ひろたみゆ紀のサンデー早起き有楽町

2023.04.09

サンデー早起キネマ『聖地には蜘蛛が巣を張る』

おススメの最新映画をご紹介している“サンデー早起キネマ”
4/9は、主人公に釘付け!4/14公開の3本をご紹介。

2本目は、イランで実際に起きた連続殺人事件を基に描かれた衝撃のクライム・サスペンス
『聖地には蜘蛛が巣を張る』

監督は、2018年の作品『ボーダー 二つの世界』で映画界の注目を集めた北欧の鬼才、イラン出身で北欧を拠点に活動するアリ・アッバシ。
2000~2001年にイランの宗教の中心地・聖地マシュハドで起きた16人の娼婦が殺された連続殺人事件を基に15年の構想を経て描いた最新作です。

聖地マシュハドでは、「街を浄化する」という犯行声明の下、娼婦連続殺人事件が起きていました。客のフリをして夜の街に立つ娼婦たちに接触し殺害する犯人の手口は、蜘蛛がその巣で獲物を仕留めるようで“スパイダー・キラー”と呼ばれ、街は震撼していました。
しかし一方で、「汚れた女たちを聖地から排除している」と、犯人を英雄視する市民もいたのです。
事件を覆い隠そうとする不穏な圧力のもと、女性ジャーナリストのラヒミは危険を顧みず、果敢に事件を追います。
そしてとうとうある夜、彼女は、家族と暮らす平凡な一人の男の心の底に潜んでいた狂気を目撃することになるのです……。

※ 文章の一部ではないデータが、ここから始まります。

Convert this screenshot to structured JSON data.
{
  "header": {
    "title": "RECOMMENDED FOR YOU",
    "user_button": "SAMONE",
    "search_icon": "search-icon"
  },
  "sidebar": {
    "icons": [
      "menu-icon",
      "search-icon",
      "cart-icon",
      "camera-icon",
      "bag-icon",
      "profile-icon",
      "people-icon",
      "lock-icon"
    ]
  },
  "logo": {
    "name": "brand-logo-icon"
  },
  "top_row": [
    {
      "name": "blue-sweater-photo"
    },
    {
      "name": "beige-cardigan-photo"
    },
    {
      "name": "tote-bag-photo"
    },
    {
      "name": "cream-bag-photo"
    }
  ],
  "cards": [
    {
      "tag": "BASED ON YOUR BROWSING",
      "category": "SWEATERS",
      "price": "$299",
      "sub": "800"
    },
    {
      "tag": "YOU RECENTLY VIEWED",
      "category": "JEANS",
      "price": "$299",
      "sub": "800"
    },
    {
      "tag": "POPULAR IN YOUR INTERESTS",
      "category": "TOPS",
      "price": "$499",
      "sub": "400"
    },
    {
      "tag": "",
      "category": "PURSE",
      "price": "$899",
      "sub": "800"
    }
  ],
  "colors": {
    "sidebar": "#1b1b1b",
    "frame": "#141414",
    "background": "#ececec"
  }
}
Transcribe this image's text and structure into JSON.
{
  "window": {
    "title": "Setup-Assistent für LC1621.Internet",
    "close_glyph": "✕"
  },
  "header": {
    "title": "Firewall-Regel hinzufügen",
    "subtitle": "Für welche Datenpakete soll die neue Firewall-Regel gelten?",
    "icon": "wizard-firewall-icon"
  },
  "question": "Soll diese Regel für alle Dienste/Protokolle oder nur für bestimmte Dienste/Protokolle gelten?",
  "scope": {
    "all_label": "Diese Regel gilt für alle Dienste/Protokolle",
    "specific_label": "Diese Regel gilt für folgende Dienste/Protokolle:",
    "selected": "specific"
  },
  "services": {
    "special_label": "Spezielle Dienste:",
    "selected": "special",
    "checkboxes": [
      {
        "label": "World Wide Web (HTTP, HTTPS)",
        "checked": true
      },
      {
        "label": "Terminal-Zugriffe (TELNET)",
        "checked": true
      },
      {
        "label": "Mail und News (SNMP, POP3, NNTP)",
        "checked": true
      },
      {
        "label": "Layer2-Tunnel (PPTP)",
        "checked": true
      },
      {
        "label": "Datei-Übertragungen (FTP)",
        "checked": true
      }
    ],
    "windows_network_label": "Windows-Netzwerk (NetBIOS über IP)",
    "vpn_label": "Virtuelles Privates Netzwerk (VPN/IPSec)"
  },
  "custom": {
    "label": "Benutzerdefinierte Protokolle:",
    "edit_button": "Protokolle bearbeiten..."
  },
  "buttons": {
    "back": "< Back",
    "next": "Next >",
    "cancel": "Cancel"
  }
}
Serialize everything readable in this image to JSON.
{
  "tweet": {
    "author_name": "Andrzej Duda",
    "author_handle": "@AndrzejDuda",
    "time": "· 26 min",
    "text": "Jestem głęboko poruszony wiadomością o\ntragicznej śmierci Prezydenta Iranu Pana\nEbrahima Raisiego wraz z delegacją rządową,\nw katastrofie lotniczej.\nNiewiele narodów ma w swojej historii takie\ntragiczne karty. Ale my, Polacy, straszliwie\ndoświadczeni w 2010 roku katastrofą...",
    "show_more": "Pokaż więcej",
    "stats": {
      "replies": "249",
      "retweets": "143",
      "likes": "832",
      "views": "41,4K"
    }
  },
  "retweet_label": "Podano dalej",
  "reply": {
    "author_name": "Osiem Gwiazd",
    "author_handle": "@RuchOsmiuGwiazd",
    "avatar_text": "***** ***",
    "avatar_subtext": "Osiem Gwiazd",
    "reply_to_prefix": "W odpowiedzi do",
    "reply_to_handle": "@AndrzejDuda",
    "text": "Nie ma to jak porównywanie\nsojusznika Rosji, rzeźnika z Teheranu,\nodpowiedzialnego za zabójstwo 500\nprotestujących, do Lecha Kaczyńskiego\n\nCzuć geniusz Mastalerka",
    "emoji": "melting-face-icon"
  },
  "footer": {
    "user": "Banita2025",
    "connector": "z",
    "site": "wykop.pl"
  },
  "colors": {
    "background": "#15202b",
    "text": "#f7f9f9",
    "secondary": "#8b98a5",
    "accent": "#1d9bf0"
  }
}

この事件当時イランに住んでいたというアッバシ監督は「作ろうと思ったのは連続殺人犯も同然の
社会についての映画だった。イラン社会に深く根付いているミソジニー=女性蔑視の風潮は、宗教や政治が悪いというわけではなく、単純にそういう文化として存在している」と話しています。
この作品を観ていると、当然のように女性記者のラヒミに同調してしまい、あまりの世の中の理不尽さにいつの間にか強く拳を握りしめていることに気づきます。
ラヒミ役のザーラ・アミール・エブラヒミは、イランで国民的女優として成功を収めていましたが、第三者によって私的なセックステープが流出されスキャンダルの被害者となり、フランスへ亡命。彼女が演じるラヒミもセクハラで失職を余儀なくされています。自身の体験に重なる役柄を不条理への怒りに基づく鬼気迫る演技で体現、多くの女優賞を受賞しました。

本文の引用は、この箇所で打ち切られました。